If Jase notices my emotional breakdown, he’s gentleman enough to pretend he doesn’t.

“I wanted joint custody, or scheduled visitation at least, but Aubrey fought me hard. I had the expensive lawyers but she had all the proof that she is Mac’s sole caretaker. There was no denying that the life I lead isn’t a great place for a kid. She won’t even let me pay for anything and that’s the whole reason I work so damn hard. So that Mac can have whatever her heart desires. Oh, hey, look at this one. Doesn’t she look like a superstar?”

He scrolls to another picture and I am barely in one piece at this point. McKenna is wearing a leotard and tights, standing in what I think is first position.

“She’s beautiful, Jase.”

“Right?” He shakes his head. “I just wanted . . . damn it.” Now his eyes are beginning to water.

“We are one hell of a pair of party animals.”

He puts his phone away and shakes his head. “Sorry.”

“Hey, listen. I won’t say anything. This is your personal business and no one else’s.”

“The only people that care about that part of my life are the vultures anyway.” Jase looks like a man with the weight of the world on his shoulders.

I wish I knew how to comfort him, but there isn’t a go-to response for situations like this one.

Turning around, he faces the party and leans back on the railing in a way that makes me dizzy. If I looked over the banister right now I’d likely puke all over the people below.

“You know, when this all started, moving to Nashville, cutting a demo, signing with a label, it was all for them. For my girls.”

“You have another daughter?”

He shakes his head. “I mean Mac and her mom.” He swallows hard, his Adam’s apple bobbing in his throat. “Aubrey,” he says softly. “We were crazy in love. She stood by me through everything . . . and we had some hard f*cking times, you know? Bank repo’d my truck. Nearly lost our house. And then . . .”

I hold my breath in anticipation of having my heart further broken on his behalf. I don’t know when I became so vulnerable to everyone else’s pain but I’m an oversensitive mess lately.

“My career took off.

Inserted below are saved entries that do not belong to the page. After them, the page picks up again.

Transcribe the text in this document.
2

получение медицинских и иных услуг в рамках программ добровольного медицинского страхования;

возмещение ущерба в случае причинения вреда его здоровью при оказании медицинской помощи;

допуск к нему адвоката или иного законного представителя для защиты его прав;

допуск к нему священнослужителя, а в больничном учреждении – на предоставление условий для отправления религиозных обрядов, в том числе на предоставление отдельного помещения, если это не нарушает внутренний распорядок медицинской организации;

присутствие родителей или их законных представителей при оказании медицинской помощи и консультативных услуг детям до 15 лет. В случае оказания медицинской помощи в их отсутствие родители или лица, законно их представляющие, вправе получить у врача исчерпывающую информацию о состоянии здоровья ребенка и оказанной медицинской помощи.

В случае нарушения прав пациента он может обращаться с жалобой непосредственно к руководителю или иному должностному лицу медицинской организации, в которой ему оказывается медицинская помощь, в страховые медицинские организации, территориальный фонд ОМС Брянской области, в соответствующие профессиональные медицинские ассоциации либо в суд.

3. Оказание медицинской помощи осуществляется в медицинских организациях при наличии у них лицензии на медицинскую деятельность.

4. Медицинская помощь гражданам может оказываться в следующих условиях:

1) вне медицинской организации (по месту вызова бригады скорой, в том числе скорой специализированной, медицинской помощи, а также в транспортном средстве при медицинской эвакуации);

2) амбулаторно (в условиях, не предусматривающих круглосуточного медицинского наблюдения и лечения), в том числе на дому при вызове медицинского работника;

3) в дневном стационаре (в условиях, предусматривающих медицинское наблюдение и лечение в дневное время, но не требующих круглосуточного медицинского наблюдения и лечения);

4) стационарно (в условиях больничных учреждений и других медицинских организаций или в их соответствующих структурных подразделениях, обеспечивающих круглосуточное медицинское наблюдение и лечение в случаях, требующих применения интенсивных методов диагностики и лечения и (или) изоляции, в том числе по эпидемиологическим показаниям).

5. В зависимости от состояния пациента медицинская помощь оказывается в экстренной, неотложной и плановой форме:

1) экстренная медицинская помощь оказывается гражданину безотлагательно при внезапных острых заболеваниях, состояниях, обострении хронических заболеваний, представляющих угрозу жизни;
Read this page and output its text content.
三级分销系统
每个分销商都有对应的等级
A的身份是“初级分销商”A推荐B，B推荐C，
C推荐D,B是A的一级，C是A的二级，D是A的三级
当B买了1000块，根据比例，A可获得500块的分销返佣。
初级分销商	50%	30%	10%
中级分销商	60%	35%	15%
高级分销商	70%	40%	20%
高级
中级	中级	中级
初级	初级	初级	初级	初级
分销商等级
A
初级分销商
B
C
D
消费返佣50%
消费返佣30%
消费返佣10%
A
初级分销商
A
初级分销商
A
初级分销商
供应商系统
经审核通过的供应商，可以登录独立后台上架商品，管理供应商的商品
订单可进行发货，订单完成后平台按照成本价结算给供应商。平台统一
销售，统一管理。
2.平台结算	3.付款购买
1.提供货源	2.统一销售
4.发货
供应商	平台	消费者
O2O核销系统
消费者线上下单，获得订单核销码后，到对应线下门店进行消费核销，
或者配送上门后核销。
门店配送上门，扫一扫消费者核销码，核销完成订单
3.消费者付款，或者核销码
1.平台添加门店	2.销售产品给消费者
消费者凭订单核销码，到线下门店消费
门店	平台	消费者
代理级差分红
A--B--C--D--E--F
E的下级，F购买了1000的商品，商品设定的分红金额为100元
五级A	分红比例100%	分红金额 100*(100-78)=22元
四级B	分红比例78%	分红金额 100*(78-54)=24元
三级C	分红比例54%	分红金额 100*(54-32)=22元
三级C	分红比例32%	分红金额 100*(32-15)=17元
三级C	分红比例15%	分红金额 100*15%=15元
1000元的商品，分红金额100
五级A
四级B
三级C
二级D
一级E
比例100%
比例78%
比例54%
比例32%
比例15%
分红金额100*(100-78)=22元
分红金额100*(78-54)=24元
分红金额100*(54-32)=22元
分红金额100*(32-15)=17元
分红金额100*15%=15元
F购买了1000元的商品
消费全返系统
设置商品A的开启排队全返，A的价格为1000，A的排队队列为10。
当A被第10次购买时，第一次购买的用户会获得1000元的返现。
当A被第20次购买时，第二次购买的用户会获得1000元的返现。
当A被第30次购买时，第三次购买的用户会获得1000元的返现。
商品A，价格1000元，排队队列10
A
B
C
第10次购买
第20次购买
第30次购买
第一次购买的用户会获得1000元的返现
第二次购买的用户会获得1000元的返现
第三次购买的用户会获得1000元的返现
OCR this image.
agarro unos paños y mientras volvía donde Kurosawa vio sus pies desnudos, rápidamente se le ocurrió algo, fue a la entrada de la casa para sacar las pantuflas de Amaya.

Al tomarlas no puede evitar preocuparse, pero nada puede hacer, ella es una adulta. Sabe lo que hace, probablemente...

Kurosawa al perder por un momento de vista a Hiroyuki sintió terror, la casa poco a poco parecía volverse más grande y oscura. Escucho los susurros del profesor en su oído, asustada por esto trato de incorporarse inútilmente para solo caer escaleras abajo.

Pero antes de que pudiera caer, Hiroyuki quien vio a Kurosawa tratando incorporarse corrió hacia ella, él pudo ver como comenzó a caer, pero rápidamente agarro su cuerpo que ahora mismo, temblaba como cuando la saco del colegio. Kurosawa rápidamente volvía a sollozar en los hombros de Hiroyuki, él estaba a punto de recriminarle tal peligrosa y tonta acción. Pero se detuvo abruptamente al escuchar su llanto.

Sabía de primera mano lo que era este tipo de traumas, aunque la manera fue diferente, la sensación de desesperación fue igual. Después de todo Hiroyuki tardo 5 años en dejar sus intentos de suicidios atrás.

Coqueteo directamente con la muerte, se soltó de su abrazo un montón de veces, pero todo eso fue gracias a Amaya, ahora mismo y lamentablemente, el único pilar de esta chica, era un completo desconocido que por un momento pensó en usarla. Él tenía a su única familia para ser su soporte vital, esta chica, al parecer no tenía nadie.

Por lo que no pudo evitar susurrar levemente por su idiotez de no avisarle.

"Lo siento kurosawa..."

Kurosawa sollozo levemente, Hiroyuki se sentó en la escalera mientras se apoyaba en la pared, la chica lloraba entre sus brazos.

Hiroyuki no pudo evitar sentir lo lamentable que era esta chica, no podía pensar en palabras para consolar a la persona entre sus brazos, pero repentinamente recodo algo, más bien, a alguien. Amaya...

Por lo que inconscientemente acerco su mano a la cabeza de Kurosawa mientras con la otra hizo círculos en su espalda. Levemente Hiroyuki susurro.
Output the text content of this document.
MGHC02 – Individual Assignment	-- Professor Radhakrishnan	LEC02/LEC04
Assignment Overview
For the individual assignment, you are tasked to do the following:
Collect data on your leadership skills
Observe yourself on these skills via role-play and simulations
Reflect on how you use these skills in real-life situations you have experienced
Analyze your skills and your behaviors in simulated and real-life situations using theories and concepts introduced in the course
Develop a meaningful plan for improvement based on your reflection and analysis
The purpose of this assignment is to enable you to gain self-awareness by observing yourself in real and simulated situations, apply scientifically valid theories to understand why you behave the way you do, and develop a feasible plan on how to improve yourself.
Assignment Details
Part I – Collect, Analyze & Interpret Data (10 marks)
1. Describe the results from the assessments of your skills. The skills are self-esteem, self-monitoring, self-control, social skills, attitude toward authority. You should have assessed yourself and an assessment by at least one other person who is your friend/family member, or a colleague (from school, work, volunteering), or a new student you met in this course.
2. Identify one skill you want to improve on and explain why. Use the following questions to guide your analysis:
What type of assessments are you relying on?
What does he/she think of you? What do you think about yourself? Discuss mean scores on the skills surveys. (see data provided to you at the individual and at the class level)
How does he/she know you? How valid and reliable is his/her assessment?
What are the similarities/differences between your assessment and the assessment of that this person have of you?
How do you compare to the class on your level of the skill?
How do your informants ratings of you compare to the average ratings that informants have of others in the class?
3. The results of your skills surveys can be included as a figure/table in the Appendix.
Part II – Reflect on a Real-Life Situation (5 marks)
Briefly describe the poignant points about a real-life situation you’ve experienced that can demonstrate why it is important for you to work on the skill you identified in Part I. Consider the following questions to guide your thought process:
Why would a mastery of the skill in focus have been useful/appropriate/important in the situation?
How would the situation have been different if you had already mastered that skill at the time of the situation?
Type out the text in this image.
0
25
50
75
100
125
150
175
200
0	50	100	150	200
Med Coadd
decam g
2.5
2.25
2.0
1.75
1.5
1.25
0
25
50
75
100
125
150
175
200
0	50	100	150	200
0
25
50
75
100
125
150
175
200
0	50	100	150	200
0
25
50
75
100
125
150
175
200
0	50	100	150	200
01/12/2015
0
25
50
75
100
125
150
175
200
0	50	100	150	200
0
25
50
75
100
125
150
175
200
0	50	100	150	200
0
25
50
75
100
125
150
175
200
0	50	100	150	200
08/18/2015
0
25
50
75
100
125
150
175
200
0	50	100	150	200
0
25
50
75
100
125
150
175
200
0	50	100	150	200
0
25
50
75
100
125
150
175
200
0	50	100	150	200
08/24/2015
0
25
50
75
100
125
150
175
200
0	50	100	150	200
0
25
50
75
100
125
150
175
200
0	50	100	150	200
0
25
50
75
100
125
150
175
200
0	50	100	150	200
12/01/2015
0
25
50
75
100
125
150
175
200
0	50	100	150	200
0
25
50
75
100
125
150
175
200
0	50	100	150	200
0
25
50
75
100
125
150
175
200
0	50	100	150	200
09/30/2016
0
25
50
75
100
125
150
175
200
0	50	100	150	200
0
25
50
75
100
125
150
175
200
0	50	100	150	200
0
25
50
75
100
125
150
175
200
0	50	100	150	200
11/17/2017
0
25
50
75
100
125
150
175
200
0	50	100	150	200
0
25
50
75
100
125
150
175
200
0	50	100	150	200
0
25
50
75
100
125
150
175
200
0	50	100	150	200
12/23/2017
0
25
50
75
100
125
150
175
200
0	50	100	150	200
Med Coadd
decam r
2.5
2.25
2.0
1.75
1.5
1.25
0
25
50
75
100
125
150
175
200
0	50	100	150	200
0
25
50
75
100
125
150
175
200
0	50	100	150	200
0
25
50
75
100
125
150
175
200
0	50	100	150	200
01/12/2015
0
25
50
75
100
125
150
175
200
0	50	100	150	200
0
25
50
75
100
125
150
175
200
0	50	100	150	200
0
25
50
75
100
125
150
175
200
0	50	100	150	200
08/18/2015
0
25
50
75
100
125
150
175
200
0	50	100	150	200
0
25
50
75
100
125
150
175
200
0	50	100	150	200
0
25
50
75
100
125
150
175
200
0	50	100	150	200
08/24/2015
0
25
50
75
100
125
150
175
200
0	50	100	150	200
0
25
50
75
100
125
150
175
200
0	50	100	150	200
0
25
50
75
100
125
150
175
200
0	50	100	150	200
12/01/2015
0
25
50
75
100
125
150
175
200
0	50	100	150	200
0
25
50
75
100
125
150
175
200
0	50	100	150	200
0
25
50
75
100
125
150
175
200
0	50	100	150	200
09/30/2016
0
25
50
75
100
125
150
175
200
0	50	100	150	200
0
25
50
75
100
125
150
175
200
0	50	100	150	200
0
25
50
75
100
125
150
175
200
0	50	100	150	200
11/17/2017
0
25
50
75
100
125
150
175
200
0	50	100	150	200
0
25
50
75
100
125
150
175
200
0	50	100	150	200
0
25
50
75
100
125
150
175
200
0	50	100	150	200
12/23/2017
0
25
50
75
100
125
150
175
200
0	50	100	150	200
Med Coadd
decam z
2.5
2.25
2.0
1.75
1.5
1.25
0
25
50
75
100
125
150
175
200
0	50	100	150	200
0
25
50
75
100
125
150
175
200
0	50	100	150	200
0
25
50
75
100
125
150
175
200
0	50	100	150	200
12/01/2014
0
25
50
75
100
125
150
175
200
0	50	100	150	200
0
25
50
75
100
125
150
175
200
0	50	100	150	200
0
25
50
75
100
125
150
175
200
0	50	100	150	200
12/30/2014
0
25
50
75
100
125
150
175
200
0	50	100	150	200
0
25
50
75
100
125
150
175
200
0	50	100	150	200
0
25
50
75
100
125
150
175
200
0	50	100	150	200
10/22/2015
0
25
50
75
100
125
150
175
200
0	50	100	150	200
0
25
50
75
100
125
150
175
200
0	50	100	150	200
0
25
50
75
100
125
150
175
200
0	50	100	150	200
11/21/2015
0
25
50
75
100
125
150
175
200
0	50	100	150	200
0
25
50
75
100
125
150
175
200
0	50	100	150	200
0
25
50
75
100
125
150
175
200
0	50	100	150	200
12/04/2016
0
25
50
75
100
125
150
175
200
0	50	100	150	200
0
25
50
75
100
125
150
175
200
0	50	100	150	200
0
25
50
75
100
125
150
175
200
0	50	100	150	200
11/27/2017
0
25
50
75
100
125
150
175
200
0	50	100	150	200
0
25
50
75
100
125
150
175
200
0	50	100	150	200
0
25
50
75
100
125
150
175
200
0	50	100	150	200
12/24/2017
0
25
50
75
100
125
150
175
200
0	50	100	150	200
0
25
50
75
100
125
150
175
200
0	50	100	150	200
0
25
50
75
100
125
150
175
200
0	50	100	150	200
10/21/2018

It got bigger than me. Bigger than us. The things I had to do to really make it here—the demands and the schedule and building a brand and a fan base—it didn’t leave any room in my life for them. And I just let it happen. I told myself there would be time to fix it later. That once I was on top of my game and killing it on the charts, we’d figure it out.”

I’m quiet because I don’t know what to say and because I get it now. What he’s trying to tell me. I’m sacrificing everything for a “one day” that might never come.

“I’ll stop boring you with my bullshit. It’s a great party, Robyn. I don’t say it enough, but I appreciate all of your hard work.”